Former baseball Commissioner Fay Vincent says current MLB Commissioner Rob Manfred made "a serious mistake" by rushing to move the All-Star game out of Atlanta.
Vincent’s remarks came in a column posted by The Wall Street Journal on Tuesday.
"Major League Baseball decided last week to move the All-Star Game out of Atlanta after the Georgia Legislature passed changes to the state’s voting laws that many, including President (Joe) Biden, called racist," he said.
"Activists urged Commissioner Robert Manfred to punish Georgia. By rushing to do so without first protesting the substance of the law, Mr. Manfred made a serious mistake.
"Organizations like Major League Baseball have sometimes participated in public debates over policy. Moving directly to an economic sanction suggests that Mr. Manfred believed the Georgia law required drastic intervention. But consider what he didn’t do: He didn’t limit the number of home games the Atlanta Braves will play. He’d need the approval of the players’ union to do that, and Braves owner John Malone would surely resist.
And he added: "To move the site of the All-Star Game is one thing; to ignore union and ownership powers is quite another."
Manfred announced last week the game would not be played in Atlanta as scheduled due to new voting laws approved in Georgia that critics consider restrictive.
"I have decided that the best way to demonstrate our values as a sport is by relocating this year’s All-Star Game and MLB Draft," Manfred said. "Major League Baseball fundamentally supports voting rights for all Americans and opposes restrictions to the ballot box."
Georgia officials estimated a loss of around $100 million based on moving the game from Truist Park.

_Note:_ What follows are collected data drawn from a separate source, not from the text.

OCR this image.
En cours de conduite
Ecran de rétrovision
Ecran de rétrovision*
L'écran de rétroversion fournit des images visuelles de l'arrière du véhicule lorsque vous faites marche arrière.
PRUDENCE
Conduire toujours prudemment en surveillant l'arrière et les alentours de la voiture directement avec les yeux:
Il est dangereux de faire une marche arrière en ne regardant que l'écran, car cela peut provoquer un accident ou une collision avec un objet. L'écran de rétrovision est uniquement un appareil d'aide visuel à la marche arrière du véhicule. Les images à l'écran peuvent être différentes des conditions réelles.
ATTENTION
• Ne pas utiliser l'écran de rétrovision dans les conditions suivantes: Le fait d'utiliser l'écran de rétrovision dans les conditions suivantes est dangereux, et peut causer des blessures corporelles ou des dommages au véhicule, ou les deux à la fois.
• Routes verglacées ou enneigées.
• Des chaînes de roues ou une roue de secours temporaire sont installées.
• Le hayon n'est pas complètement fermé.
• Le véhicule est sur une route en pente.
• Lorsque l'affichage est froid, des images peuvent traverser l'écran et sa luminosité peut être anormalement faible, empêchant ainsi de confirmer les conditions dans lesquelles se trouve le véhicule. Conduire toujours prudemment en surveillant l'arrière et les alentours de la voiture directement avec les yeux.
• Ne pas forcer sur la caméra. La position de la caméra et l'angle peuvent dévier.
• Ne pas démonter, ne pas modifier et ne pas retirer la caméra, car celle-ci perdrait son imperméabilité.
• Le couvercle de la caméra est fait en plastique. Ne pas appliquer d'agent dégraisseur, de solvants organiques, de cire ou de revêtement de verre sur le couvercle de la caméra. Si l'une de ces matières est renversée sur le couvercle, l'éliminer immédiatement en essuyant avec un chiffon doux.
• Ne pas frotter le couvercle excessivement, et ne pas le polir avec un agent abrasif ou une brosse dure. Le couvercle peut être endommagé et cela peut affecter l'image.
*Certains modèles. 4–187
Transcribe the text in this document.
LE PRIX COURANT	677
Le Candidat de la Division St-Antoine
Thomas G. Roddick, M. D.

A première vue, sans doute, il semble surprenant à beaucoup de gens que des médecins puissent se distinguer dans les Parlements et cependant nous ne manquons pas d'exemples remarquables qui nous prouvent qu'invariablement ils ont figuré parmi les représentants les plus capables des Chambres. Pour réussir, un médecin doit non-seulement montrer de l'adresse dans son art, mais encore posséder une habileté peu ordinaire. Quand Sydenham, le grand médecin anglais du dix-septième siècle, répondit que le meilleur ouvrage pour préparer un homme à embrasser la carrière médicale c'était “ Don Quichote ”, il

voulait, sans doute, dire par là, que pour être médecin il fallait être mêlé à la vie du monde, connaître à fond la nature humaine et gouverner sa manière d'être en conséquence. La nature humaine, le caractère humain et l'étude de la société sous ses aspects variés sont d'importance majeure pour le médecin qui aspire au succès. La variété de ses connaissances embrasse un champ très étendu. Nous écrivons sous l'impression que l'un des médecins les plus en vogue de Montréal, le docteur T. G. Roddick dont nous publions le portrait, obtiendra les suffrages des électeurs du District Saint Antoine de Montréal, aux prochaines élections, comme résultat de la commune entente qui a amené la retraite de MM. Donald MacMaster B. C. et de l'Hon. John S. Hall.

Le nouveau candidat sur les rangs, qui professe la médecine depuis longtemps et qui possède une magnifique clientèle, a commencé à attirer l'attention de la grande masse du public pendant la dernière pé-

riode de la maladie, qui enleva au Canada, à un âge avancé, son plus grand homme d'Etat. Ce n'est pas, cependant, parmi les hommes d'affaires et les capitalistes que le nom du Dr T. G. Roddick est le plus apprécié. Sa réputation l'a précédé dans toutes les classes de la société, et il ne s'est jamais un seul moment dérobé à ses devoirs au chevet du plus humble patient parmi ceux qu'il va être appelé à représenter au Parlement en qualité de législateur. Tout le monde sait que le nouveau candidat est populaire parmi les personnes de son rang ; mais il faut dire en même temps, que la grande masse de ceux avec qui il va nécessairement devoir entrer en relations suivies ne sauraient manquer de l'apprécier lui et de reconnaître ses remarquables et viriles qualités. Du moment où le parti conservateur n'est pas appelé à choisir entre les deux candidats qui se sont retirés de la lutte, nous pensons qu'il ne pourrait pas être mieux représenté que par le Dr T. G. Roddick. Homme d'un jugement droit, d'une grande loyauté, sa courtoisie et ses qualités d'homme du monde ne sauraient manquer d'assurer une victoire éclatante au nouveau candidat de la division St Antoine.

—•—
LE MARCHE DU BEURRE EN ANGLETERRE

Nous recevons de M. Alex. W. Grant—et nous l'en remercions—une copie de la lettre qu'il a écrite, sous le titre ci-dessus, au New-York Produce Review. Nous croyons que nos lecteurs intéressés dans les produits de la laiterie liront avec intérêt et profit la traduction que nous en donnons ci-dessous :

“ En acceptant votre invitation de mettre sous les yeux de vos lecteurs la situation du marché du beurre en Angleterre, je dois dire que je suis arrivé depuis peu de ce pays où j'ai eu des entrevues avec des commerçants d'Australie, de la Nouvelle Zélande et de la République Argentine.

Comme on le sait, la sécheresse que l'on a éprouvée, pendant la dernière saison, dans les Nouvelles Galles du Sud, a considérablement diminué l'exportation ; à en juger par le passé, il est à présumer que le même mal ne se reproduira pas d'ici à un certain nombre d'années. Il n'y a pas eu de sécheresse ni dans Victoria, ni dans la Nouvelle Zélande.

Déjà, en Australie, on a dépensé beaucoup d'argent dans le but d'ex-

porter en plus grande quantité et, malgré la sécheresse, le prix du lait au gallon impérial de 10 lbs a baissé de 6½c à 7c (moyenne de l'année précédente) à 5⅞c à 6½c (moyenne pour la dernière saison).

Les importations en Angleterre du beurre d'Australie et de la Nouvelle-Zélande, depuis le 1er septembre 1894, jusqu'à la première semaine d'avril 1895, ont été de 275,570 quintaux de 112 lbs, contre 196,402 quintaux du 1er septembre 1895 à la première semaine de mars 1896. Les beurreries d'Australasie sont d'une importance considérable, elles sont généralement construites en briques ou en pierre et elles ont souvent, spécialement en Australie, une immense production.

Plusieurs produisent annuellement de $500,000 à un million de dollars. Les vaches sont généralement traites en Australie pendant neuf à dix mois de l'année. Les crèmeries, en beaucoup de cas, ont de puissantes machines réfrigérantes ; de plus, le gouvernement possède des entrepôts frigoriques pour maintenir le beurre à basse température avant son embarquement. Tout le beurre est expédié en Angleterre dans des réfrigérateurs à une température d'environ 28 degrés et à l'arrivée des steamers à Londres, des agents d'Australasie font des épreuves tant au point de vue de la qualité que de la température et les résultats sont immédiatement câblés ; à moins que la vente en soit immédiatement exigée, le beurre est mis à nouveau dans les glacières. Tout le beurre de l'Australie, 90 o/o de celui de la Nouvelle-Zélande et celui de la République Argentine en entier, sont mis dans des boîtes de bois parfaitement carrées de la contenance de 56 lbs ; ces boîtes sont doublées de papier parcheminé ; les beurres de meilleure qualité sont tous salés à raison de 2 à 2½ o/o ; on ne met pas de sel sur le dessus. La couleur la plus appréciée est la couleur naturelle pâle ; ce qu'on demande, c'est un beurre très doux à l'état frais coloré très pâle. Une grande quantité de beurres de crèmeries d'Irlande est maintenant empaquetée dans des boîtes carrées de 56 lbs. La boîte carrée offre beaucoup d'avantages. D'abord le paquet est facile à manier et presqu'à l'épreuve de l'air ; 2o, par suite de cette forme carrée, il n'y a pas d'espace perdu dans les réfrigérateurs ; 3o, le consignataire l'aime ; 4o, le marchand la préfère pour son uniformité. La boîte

In his column, Vincent said: "The midsummer All-Star Game is an exhibition that benefits only the city where it’s played. It was reported Tuesday morning that Denver will be the new host. The players will get paid no matter where the game takes place. MLB will get the same television revenue. The only people hurt by Mr. Manfred’s decision will be Atlanta’s stadium workers and local vendors."
Vincent, who served as commissioner from 1989-1992, said during his time overseeing American’s national pastime, "I learned that the American people view baseball as a public trust." And he said Americans want the game to "stand for the best and noblest of our national virtues."
"Major League Baseball can’t become a weapon in the culture wars, a hostage for one political party or ideology. It can’t be only for the rich or the poor, nor can it only be for one race, as it was until 1947. Baseball must always stand above politics and its dark elements of corruption, greed and sordid selfishness. It can’t go wrong by standing for national greatness."
He cautioned that Manfred "must be prudent."
"Perhaps he now sees how complicated these issues can become," he said. "I wish him well."